Tree models of bagging and bossting will be used:

- Balanced random forest: randomly under-samples each bootstrap sample to balance it.
- Histogram-based Gradient Boosting Classification Tree: similar to gradient boosting trees, reduces the number of splitting points to consider, faster than Gradient Boosting Classifier
- BalancedBaggingClassifier:  Bagging, it includes an additional step to balance the training set at fit time using a given sampler.


In [230]:
from imblearn.ensemble import BalancedRandomForestClassifier
from sklearn.experimental import enable_hist_gradient_boosting  # noqa
from sklearn.ensemble import HistGradientBoostingClassifier
from imblearn.ensemble import BalancedBaggingClassifier

rf_clf_b = make_pipeline(BalancedRandomForestClassifier(random_state=42, n_jobs=2),)
bag_clf = make_pipeline(BalancedBaggingClassifier(base_estimator=HistGradientBoostingClassifier(
    random_state=42), n_estimators=10, random_state=42, n_jobs=2,),)

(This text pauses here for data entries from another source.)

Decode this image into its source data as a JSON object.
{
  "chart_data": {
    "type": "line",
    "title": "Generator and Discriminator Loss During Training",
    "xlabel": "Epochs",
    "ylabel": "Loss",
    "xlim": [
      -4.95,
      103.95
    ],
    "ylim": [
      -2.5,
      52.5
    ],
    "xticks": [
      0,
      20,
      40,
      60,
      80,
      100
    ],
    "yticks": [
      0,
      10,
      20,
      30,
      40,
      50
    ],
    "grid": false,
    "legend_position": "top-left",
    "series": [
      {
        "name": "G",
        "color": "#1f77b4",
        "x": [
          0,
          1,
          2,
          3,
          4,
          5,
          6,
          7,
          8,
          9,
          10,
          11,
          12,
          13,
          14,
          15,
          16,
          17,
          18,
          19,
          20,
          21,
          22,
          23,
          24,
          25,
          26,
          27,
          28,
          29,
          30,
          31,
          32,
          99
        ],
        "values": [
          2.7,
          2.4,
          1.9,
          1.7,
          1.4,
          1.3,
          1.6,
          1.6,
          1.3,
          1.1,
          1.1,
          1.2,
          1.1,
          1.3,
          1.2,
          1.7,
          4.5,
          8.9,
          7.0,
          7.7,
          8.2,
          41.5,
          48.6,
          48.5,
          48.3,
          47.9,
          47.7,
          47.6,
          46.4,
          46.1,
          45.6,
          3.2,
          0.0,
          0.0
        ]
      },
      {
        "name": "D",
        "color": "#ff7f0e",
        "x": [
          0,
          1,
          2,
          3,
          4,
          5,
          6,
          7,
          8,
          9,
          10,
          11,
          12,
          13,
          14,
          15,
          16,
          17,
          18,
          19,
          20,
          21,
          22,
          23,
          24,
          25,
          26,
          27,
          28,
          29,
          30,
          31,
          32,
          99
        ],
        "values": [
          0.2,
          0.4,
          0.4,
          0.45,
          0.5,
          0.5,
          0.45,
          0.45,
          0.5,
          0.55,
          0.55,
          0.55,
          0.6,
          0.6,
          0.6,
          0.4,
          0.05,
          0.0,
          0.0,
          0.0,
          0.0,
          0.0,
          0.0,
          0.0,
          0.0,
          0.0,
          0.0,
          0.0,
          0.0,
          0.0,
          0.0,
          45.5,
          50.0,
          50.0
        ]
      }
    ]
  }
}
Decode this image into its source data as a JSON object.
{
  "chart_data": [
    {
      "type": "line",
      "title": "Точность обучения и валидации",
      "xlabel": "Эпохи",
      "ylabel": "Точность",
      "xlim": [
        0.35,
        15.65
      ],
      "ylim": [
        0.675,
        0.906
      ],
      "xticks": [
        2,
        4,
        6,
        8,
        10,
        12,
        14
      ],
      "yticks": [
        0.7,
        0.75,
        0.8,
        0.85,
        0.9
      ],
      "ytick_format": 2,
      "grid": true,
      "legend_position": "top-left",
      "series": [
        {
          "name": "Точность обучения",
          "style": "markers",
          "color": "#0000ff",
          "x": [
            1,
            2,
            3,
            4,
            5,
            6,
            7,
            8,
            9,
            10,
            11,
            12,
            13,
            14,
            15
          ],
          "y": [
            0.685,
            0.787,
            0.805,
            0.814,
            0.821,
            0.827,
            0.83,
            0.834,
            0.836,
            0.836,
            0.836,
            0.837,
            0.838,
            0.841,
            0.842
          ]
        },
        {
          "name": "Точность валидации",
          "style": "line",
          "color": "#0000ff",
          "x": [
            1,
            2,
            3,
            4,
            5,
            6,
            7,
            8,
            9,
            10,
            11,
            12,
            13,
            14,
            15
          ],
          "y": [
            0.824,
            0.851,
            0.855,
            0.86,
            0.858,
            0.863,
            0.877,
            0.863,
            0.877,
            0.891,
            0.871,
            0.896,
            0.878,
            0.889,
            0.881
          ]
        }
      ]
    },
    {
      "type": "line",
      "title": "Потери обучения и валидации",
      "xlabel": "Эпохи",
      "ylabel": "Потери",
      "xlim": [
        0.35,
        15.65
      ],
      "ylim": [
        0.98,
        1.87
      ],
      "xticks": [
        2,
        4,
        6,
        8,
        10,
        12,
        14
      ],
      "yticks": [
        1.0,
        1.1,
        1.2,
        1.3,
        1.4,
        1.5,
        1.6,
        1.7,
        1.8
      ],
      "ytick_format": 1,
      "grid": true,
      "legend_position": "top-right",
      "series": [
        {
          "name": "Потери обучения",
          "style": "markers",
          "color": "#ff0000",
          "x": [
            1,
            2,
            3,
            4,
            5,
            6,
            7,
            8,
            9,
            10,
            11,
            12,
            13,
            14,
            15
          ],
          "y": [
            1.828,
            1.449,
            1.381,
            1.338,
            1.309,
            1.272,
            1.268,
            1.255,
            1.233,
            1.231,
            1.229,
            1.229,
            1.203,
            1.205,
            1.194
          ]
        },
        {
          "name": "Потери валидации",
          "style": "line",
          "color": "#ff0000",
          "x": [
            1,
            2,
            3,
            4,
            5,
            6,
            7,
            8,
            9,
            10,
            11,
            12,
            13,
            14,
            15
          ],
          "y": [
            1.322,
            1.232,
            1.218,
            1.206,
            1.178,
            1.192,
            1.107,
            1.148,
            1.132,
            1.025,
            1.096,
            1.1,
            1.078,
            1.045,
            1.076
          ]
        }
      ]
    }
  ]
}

for model_name, model in zip(['Balanced random forest', 'Balanced bag of histogram gradient boosting', 'Balanced bag of histogram gradient boosting'], [rf_clf_b, bag_clf]):
    # Cross_validate: for int/None inputs, if the estimator is a classifier and y is either binary or multiclass, StratifiedKFold is used.
    cv_result = cross_validate(model, X_train.toarray(), y_train, scoring=scoring)
    index.append(model_name)
    scores["Accuracy"].append(round(cv_result["test_accuracy"].mean(), 2))
    scores["Balanced accuracy"].append(
        round(cv_result["test_balanced_accuracy"].mean(), 2))
    df_scores = pd.DataFrame(scores, index=index)
    joblib.dump(model, ("models\_" + model_name.replace(" ", "") + "_classifier.joblib"))
df_scores


Unnamed: 0,Accuracy,Balanced accuracy
Logistic Regression,0.93,0.87
Random Forest,0.93,0.87
Decision Tree,0.89,0.83
Logistic regression with balanced class weights,0.92,0.88
Random forest with balanced class weights,0.93,0.86
Decision tree with balanced class weights,0.87,0.84
Under-sampling + Logistic regression,0.91,0.91
Under-sampling + Random forest,0.88,0.89
Under-sampling + Decision Tree,0.8,0.83
Balanced random forest,0.88,0.9


#### Selecting the best model

In [253]:
rf = joblib.load('models\_RandomForest_classifier.joblib')
rf_bal = joblib.load('models\_Balancedrandomforest_classifier.joblib')
lr_u =  joblib.load('models\_Under-sampling+Logisticregression_u_classifier.joblib')


In [254]:
rf.fit(X_train, y_train)
rf_bal.fit(X_train, y_train)
lr_u.fit(X_train, y_train)

Pipeline(steps=[('randomundersampler', RandomUnderSampler(random_state=42)),
                ('logisticregression', LogisticRegression(max_iter=1000))])

#### Predicting and saving results

In [257]:
y_predict_rf = rf.predict(X_test)
y_predict_rf_bal = rf_bal.predict(X_test)
y_predict_lr_u = lr_u.predict(X_test)
print (X_test.shape, len (y_predict_rf), len(y_predict_rf_bal), len (y_predict_lr_u ))

(890, 6325) 890 890 890


In [258]:
df_results_rf = pd.DataFrame()
df_results_rf['Label'] = y_predict_rf
df_results_rf.to_csv('tweet_results_rf.csv', index=False)

df_results_rf_bal = pd.DataFrame()
df_results_rf_bal['Label'] = y_predict_rf_bal
df_results_rf_bal.to_csv('tweet_results_rf_bal.csv', index=False)

df_results_lr_u = pd.DataFrame()
df_results_lr_u['Label'] = y_predict_lr_u
df_results_lr_u.to_csv('tweet_results_lr_u.csv', index=False)

Based on the results, We selected basic Random Forest as the mains solution because undersampling can remove important information from the data.